A microwave oven is best for this purpose. However, a minute of the action of microwaves will deprive the mushrooms of 65% of the harmful substance content. Reducing agaritin by 56 percentage points will ensure 5-minute mushroom preparation. We will achieve a very similar effect by frying mushrooms for 10 minutes. The content of the unwanted ingredient decreased by 57 percentage points in the study.

Even freezing mushrooms for 7 days and thawing them before eating resulted in a reduction in the phenylhydrazine derivative by almost half. Drying or storing mushrooms in the refrigerator also negates the agaritin content of the product. You can see the exact results (the effect of time and method on the level of bad agaritin in mushrooms) in the table below:

Agaritin level depending on the method of preparation of champignons
Source: Food Additives and Contaminants, October 2002.
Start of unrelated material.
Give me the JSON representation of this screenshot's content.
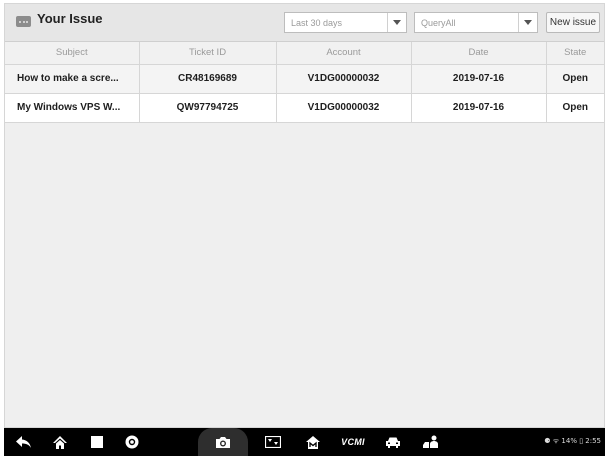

Can I freeze raw mushrooms?

Yes, raw mushrooms can be frozen. Before you freeze them, make sure they are well washed and dried. If they are cleaned, they can be used without defrosting for various dishes. Interestingly, long-term freezing of mushrooms will get rid of a significant part of harmful agaritin.

Can I put raw mushrooms on pizza?

Yes, you can use raw mushrooms by adding them as pizza toppings. However, don't forget to wash and dry the mushrooms before freezing them. Mixing different ways to prepare champignons allows you to remove more unwanted agaritin from them.


Schulzová, V., Hajšlová, J., Peroutka, R., Gry, J., & Andersson, H. C. (2002). Influence of storage and household processing on the agaritine content of the cultivated Agaricus mushroom. Food Additives & Contaminants, 19(9), 853-862.

Toth, B. (2003). Hydrazines and cancer: A guidebook on the carciognic activities of hydrazines, related chemicals, and hydrazine containing natural products. CRC Press.

Toth, B., Erickson, J., Gannett, P., & Patil, K. (1997). Carcinogenesis by the cultivated baked Agaricus bisporus mushroom in mice. Oncology Reports, 4(5), 931-936.

Toth, B., Raha, C. R., Wallcave, L., & Nagel, D. (1981). Attempted tumor induction with agaritine in mice. Anticancer Research, 1(5), 255-258.